Kejati Sumut Tahan Kepala UPT BMBK Sumut Gunungsitoli

ilustrasi medcom.id

Kejati Sumut Tahan Kepala UPT BMBK Sumut Gunungsitoli

Media Indonesia • 10 January 2024 08:17

Medan: Tim penyidik Bidang Tindak Pidana Khusus (Pidsus) Kejaksaan Tinggi Sumatra Utara (Kejati Sumut), akhirnya menahan tersangka RTZ, selaku Kepala Unit Pelayanan Teknis (UPT) Jalan dan Jembatan pada Dinas Bina Marga dan Bina Konstruksi (BMBK) Provinsi Sumatra Utara. Penahanan RTZ tersebut disampaikan Kepala Kejaksaan Tinggi (Kajati) Sumut Idianto melalui Kepala Seksi Penerangan Hukum (Kasi Penkum) Yos A Tarigan, Selasa, 9 Januari 2024 kemarin.

"Didampingi penasihat hukumnya, yang bersangkutan memenuhi pemanggilan kedua dari penyidik Pidsus Kejati Sumut untuk diperiksa sebagai tersangka. Pemanggilan pertama, Selasa (12 Desember 2023) lalu tersangka tidak bisa hadir karena alasan kesehatan. Ketika dicek tim, benar ada di rumah sakit," kata Yos.

Setelah dilakukan pemeriksaan sebagai tersangka, imbuhnya, RTZ kemudian ditahan di Rumah Tahanan Negara (Rutan) Kelas I Medan di Tanjunggusta untuk 20 hari ke depan.
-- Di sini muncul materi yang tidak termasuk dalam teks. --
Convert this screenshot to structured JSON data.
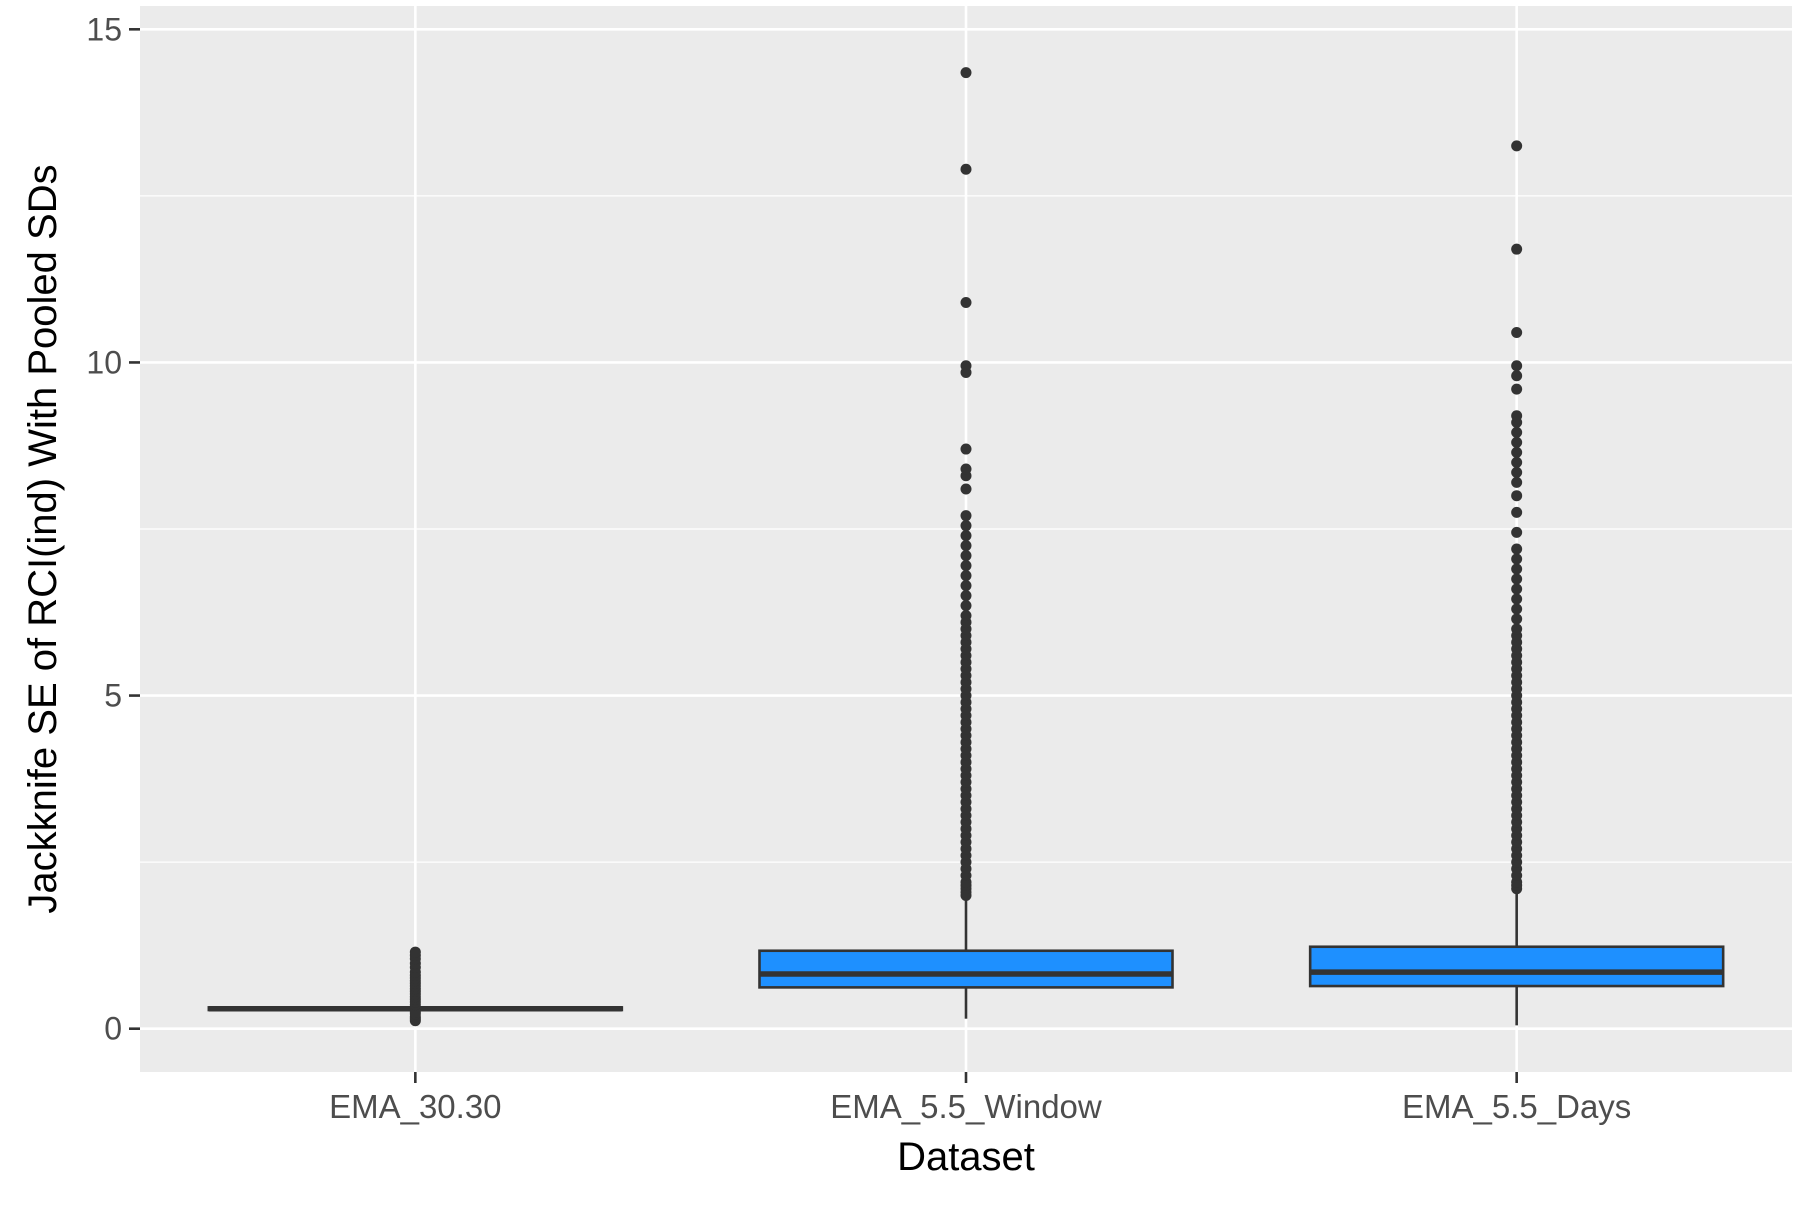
{
  "chart_data": {
    "type": "boxplot",
    "title": "",
    "xlabel": "Dataset",
    "ylabel": "Jackknife SE of RCI(ind) With Pooled SDs",
    "ylim": [
      -0.65,
      15.35
    ],
    "yticks": [
      0,
      5,
      10,
      15
    ],
    "ytick_labels": [
      "0",
      "5",
      "10",
      "15"
    ],
    "grid": true,
    "categories": [
      "EMA_30.30",
      "EMA_5.5_Window",
      "EMA_5.5_Days"
    ],
    "fill_color": "#1E90FF",
    "panel_color": "#EBEBEB",
    "point_color": "#333333",
    "boxes": [
      {
        "name": "EMA_30.30",
        "whisker_low": 0.28,
        "q1": 0.28,
        "median": 0.3,
        "q3": 0.32,
        "whisker_high": 0.33,
        "outliers": [
          0.12,
          0.15,
          0.18,
          0.22,
          0.25,
          0.36,
          0.4,
          0.44,
          0.48,
          0.52,
          0.56,
          0.6,
          0.64,
          0.68,
          0.72,
          0.76,
          0.8,
          0.85,
          0.92,
          0.98,
          1.05,
          1.1,
          1.15
        ]
      },
      {
        "name": "EMA_5.5_Window",
        "whisker_low": 0.15,
        "q1": 0.62,
        "median": 0.82,
        "q3": 1.17,
        "whisker_high": 2.0,
        "outliers": [
          2.0,
          2.05,
          2.1,
          2.15,
          2.2,
          2.3,
          2.4,
          2.5,
          2.6,
          2.7,
          2.8,
          2.9,
          3.0,
          3.1,
          3.2,
          3.3,
          3.4,
          3.5,
          3.6,
          3.7,
          3.8,
          3.9,
          4.0,
          4.1,
          4.2,
          4.3,
          4.4,
          4.5,
          4.6,
          4.7,
          4.8,
          4.9,
          5.0,
          5.1,
          5.2,
          5.3,
          5.4,
          5.5,
          5.6,
          5.7,
          5.8,
          5.9,
          6.0,
          6.1,
          6.2,
          6.35,
          6.5,
          6.65,
          6.8,
          6.95,
          7.1,
          7.25,
          7.4,
          7.55,
          7.7,
          8.1,
          8.3,
          8.4,
          8.7,
          9.85,
          9.95,
          10.9,
          12.9,
          14.35
        ]
      },
      {
        "name": "EMA_5.5_Days",
        "whisker_low": 0.05,
        "q1": 0.64,
        "median": 0.85,
        "q3": 1.23,
        "whisker_high": 2.1,
        "outliers": [
          2.1,
          2.15,
          2.2,
          2.3,
          2.4,
          2.5,
          2.6,
          2.7,
          2.8,
          2.9,
          3.0,
          3.1,
          3.2,
          3.3,
          3.4,
          3.5,
          3.6,
          3.7,
          3.8,
          3.9,
          4.0,
          4.1,
          4.2,
          4.3,
          4.4,
          4.5,
          4.6,
          4.7,
          4.8,
          4.9,
          5.0,
          5.1,
          5.2,
          5.3,
          5.4,
          5.5,
          5.6,
          5.7,
          5.8,
          5.9,
          6.0,
          6.15,
          6.3,
          6.45,
          6.6,
          6.75,
          6.9,
          7.05,
          7.2,
          7.45,
          7.75,
          8.0,
          8.2,
          8.35,
          8.5,
          8.65,
          8.8,
          8.95,
          9.1,
          9.2,
          9.6,
          9.8,
          9.95,
          10.45,
          11.7,
          13.25
        ]
      }
    ]
  }
}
Penahanan terhadap tersangka sebagaimana diatur dalam Pasal 21 Ayat 1 UU Nomor 8 Tahun 1981 tentang Hukum Acara Pidana (KUHAPidana).

"Yakni dikhawatirkan akan melarikan diri, merusak atau menghilangkan barang bukti atau mengulangi tindak pidana," kata mantan Kasi Pidsus Kejari Deliserdang tersebut.

Dengan demikian, sudah dua tersangka dilakukan penahanan. Tersangka TT, selaku Bendahara Pengeluaran Pembantu UPT Jalan dan Jembatan pada Dinas BMBK Provsu lebih dulu dititipkan di Rutan Kelas I Medan, Selasa (12 Desember 2023) lalu. Keduanya disangka melakukan tindak pidana korupsi secara bersama-sama Dokumen Pelaksanaan Pergeseran Anggaran (DPPA) UPT Jalan dan Jembatan Gunungsitoli Tahun Anggaran (TA) 2022 untuk kegiatan Pemeliharaan Rutin Jalan dan Jembatan Provinsi dengan pagu Rp6.448.681.500.

Jumlah uang yang dibayarkan kepada mandor dan pekerja tidak sesuai dengan bukti rekapan maupun kwitansi. Para mandor pekerja dan pekerja tidak pernah menandatangani bukti pembayaran upah Akibat perbuatan kedua tersangka keuangan negara dirugikan mencapai Rp2.454.949.986.